Yalçın Dümer, “Sizi araştırırken ‘skandal” başlıklarıyla çok fazla karşılaştım... 90’ları nasıl anarsınız?” sorusuna ise şu yanıtı veriyor:
“Ya sormayın... ‘Skandal’ deyip abarttılar. O dönem yaptığımız doğru değildi. Pişmanlık da duyduğum günler oldu. Keşke olmasaydı. Ben arkadaş ve iyi niyetimin kurbanıyımdır. Çünkü çok iyi bir ailede yetiştim. Gençken çok gezerdik. Laila, Reina ve Şamdan’a giderdik. Bazen bir gece, 5-6 mekan dolaşırdık. Hakan Ural, Kerem Alışık ve ben hep dışarı çıkardık.” Anne ve babasının bir gün bile kavga etmediğini söyleyen Dümer, ilişkilerde ise başarısızlığının çok olduğunu söylüyor: “İlişkileri beceremedim işte.
Tabii benim de hatalarım vardır. Ama kimseyle kavgalı ve kötü ayrılmadım. Bir erkek minimum 40’ından sonra ayakları sağlam basar. Bunu da anladım. Şimdi hayata daha güzel bakıyorum. Şu an yaşadığım ilişki çok güzel. Artık öyle hatalara imza atacak bir şey yapmıyorum.” Oyuncu, geçmişteki evlilikleriyle ilgili “Her zaman için çocuğumun annesi Serpil Çakmaklı benim için çok önemli oldu. Gençlikte sorun yaşadık ama geçmişte kaldı. Evlendiğim kadınlar arasında en önemlisi Serpil’dir” diyor.
"MODERN BİRİ DEĞİLİM"
“Kızım Merve, 26 yaşında ve Amerika’da çok iyi bir okuldan mezun oldu. Annesi ile teyzesi onunla çok ilgili. Sadece çok fazla görüşemiyorum. Türkiye’de haberim olmadan bir dizide oynamaya başladı. Babam gibi yapmadım. Dedim ki ‘Konservatuvar okuyacak mısın? Ona göre program çizelim hayatına.’
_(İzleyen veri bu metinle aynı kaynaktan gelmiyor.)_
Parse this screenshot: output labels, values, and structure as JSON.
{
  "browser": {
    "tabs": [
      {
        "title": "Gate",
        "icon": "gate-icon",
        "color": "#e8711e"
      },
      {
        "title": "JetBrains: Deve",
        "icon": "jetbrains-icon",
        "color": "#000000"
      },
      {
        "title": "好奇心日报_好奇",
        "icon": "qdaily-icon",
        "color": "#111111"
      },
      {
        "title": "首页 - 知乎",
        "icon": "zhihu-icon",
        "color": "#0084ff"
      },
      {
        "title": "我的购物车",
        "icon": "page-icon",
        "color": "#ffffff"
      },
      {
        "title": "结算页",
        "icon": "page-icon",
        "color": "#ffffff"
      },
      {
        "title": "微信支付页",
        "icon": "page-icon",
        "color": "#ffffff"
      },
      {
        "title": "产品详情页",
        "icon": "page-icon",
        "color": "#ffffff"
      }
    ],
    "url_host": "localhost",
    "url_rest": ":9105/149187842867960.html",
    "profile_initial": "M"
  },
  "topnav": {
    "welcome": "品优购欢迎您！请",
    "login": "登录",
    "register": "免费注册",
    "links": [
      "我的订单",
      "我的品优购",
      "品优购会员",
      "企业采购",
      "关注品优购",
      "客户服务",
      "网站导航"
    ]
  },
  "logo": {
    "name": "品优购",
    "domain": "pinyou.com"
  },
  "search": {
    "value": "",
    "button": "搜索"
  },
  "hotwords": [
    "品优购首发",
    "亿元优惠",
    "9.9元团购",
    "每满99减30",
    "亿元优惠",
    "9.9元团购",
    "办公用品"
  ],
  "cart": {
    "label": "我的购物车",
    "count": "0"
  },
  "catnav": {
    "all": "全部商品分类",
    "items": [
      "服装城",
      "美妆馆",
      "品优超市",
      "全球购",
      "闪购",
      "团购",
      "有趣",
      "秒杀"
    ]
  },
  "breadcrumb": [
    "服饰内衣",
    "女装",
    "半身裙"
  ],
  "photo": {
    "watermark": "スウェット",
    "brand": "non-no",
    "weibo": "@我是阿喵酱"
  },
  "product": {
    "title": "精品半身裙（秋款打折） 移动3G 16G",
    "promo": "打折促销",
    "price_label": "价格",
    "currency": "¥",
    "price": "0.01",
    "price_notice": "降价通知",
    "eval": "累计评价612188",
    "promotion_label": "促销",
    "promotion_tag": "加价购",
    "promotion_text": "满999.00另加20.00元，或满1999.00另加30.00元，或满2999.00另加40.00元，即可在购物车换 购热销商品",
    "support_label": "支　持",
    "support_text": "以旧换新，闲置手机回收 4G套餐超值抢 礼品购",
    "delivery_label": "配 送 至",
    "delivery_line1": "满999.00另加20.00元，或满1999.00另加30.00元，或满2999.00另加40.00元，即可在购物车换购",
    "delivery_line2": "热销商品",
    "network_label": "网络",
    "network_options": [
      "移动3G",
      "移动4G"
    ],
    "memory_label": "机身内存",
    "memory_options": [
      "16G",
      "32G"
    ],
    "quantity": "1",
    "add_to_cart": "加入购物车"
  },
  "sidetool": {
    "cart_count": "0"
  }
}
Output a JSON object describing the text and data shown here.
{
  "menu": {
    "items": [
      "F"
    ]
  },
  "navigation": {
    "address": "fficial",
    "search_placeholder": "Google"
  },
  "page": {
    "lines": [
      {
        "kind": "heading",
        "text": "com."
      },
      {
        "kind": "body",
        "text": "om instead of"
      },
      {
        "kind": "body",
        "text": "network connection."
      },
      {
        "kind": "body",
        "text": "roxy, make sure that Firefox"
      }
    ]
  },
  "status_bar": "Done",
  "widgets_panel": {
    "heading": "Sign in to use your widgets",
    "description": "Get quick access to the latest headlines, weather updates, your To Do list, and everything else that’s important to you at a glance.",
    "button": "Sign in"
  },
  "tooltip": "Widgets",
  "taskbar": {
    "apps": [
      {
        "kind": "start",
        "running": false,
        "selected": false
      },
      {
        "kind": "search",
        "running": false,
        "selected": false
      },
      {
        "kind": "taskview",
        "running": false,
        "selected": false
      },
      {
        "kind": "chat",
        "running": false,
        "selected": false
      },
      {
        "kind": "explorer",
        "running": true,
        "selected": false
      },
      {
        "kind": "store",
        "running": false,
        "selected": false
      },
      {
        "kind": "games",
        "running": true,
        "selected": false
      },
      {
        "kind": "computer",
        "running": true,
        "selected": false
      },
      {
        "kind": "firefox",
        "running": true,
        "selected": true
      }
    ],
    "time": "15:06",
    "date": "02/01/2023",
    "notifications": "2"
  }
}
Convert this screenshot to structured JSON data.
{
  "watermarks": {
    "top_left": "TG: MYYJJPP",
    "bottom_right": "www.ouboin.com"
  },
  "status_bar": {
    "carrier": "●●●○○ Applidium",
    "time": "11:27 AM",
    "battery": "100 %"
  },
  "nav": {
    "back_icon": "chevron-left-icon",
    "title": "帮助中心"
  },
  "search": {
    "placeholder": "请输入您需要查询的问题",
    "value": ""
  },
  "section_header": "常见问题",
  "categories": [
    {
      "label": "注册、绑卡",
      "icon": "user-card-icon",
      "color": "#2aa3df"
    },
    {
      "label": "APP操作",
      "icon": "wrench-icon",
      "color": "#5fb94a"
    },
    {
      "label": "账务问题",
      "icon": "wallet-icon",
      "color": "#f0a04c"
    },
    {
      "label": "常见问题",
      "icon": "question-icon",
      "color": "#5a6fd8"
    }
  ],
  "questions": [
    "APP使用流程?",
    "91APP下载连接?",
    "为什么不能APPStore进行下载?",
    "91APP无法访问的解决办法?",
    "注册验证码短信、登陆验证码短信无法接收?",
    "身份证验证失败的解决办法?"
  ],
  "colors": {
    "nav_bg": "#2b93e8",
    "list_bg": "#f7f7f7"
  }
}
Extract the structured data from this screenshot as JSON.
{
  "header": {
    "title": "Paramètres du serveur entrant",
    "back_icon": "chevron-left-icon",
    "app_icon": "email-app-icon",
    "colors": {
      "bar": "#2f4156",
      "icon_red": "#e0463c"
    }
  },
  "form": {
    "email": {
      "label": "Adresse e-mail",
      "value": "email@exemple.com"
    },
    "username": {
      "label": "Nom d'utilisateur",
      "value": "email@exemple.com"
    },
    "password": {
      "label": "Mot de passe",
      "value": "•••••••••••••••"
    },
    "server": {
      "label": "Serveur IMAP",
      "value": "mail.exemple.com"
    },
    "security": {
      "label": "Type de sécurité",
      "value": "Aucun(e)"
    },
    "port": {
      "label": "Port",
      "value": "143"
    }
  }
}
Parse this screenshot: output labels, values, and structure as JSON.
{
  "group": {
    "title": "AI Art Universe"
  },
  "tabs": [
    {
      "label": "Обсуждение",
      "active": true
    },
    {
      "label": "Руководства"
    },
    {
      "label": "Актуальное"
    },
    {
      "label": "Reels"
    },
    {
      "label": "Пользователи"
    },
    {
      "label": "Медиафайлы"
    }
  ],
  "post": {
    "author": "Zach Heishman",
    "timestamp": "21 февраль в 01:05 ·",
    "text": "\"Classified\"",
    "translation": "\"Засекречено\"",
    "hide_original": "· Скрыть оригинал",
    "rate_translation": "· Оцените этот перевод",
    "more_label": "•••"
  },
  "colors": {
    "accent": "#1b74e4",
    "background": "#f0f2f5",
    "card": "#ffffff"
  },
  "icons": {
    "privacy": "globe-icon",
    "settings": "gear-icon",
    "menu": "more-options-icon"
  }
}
Bu meslekte eğitimsiz insanı kabul etmiyorum. Çocuk yaşta dizide oynamalarını istemiyorum. Okul da yarım kalıyor. O zaman tercihler beğenilmek ve manevi haz oluyor. Bunlar bana yanlış. Ben biraz mahalle çocuğuyum. Çok modern bir adam değilim.”